Culture Care

Here’s a better paradigm than “culture wars” for advancing the Kingdom of God.

We Christians have not been called to be a tribe, nor have we been called to depart from the culture at large, as the old Fundamentalists did. Instead, we are called to be sojourners in this culture, and to heal it and transform it by ministering to the people we encounter daily whether they are believers or nonbelievers.

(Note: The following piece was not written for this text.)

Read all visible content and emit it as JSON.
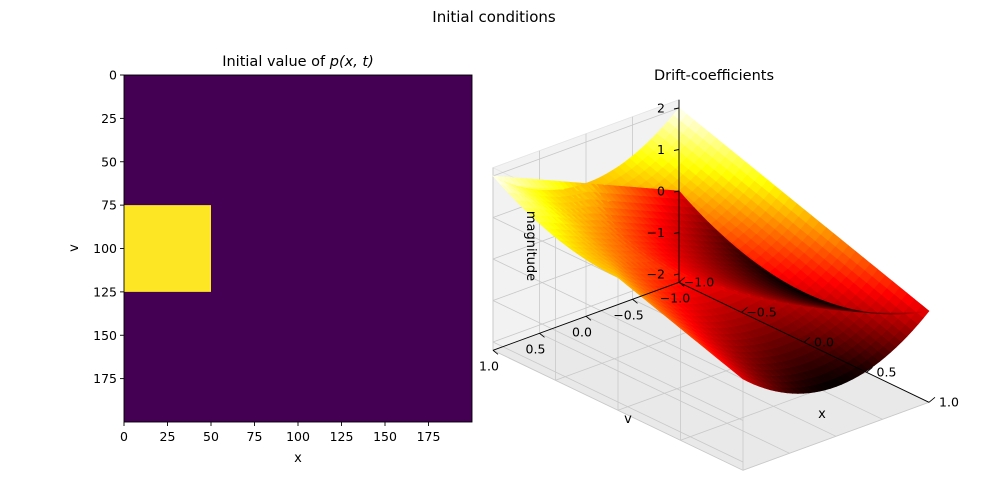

Makato Fujimura, who was once a member of Tim Keller’s Redeemer Presbyterian Church in New York City, wrote a book entitled Culture Care: Reconnecting with Beauty for Our Common Life, with “culture care” being superior to “culture war.” Our role is to seek common ground with those who we are in opposition, to engage them with reason, grace, and love, to help them explore their beliefs or lack of them, and offer them an alternative way of life, one of peace and joy, one of purpose, one with a future and a hope, one centered on beauty, majesty, righteousness and justice. Our role is to affirm those aspects of our culture that enrich us, the beautiful, engaging and enchanting that exists in many of the arts, music, sciences, literature, and artifacts. Even those aspects that are not beautiful speak honestly of the human condition, of loneliness, hopelessness, hurt, pain, and sorrow.

Culture care enables us to affirm the positive, to affirm the honest, to affirm friendships with believers and nonbelievers and with people of different colors, languages and backgrounds. It enables us to engage, rather than to rage.